"We've tried everything and used a shock collar for many months."
"We use electrical invisible fencing for our dogs."
Gulp. I am usually the last resort for those using pain devices. The dogs bond closely when they discover I am consistent in how I treat them...no pun intended. Treat as in reward and treat as in what they can expect from me. Positive reward-based "hands-off" training for the owners seems to be harder than pressing an electrical button, jerking on a prong or hanging with a choke.
Yesterday's dog had all of the above in play. Several times I heard my voice say - stop jerking, try this. Luckily, this owner is a quick study and was amazed at the results we got from a dog who would pay no attention to her, to one who was quite attentive and relaxed in a mere 1.5 hour session. Imagine what consistency of application would do.
A dog with two or three homes can be unstable to begin with and add electricity to the mix and you can change behavior, but you might not like it.

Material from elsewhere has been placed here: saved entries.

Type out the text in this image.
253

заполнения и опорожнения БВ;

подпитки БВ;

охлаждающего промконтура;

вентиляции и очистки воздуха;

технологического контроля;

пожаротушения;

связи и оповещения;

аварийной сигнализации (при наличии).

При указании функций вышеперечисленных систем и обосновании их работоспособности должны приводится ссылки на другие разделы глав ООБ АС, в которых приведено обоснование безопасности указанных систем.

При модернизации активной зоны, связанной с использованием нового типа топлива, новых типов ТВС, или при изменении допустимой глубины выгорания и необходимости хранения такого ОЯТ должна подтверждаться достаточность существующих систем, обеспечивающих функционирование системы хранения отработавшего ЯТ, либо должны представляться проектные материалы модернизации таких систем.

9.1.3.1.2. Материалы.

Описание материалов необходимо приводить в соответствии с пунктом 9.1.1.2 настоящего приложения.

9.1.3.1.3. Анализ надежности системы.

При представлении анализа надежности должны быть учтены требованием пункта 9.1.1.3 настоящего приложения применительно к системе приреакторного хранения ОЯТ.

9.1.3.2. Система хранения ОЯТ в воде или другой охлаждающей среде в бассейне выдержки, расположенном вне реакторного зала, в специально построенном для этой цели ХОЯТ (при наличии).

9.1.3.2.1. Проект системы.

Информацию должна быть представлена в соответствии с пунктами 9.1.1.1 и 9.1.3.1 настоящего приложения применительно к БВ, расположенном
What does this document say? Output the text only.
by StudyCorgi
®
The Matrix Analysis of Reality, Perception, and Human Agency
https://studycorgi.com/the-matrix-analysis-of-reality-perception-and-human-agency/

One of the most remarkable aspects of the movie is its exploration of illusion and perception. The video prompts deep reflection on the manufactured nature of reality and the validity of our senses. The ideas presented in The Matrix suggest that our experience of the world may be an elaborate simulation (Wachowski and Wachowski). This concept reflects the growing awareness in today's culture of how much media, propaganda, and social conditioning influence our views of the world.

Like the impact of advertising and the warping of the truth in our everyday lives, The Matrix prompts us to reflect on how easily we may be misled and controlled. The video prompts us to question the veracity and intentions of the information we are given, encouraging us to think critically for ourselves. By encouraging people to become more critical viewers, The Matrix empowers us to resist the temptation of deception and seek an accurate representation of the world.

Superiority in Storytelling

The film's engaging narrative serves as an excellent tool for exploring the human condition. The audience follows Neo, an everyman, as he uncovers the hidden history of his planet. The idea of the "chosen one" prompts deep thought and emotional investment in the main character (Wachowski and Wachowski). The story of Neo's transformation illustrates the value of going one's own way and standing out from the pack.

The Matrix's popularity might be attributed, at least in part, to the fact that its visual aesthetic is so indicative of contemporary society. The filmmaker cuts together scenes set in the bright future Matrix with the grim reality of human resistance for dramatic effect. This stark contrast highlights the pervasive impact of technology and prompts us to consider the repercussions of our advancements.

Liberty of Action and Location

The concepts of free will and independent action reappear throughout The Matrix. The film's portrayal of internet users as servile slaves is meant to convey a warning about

A clicker gets faster results and longer lasting compliance, and positive reward-based training and behavior modification provides a safe atmosphere for the dog.
I think people listen to all the nonsense out there about positive training and about treats. Positive, of course, is not permissive, there has to be guidance, education, teaching, rules, boundaries. People have been led to believe a team of weenie throwers are on their way and without treats the dog will do nothing for them. On the contrary, rewards are a motivator, a paycheck for a job well done and who doesn't deserve that?
Yesterday's dog was shocked for looking at and lunging, barking at dogs. Guess what? The behavior became stronger, more intense. Dog = pain. Now we've got our work cut out because dog = pleasure, reward, and "oh look there's a dog"....irrelevant. People feel they've tried everything, but everything is an elusive word because where knowledge ends aversion seems to take flight. Positive reward-based training is changing the way people interact with a species, changing communication patterns from negative to positive and assuring positive is ok.
That's a day in the life of a behavior trainer.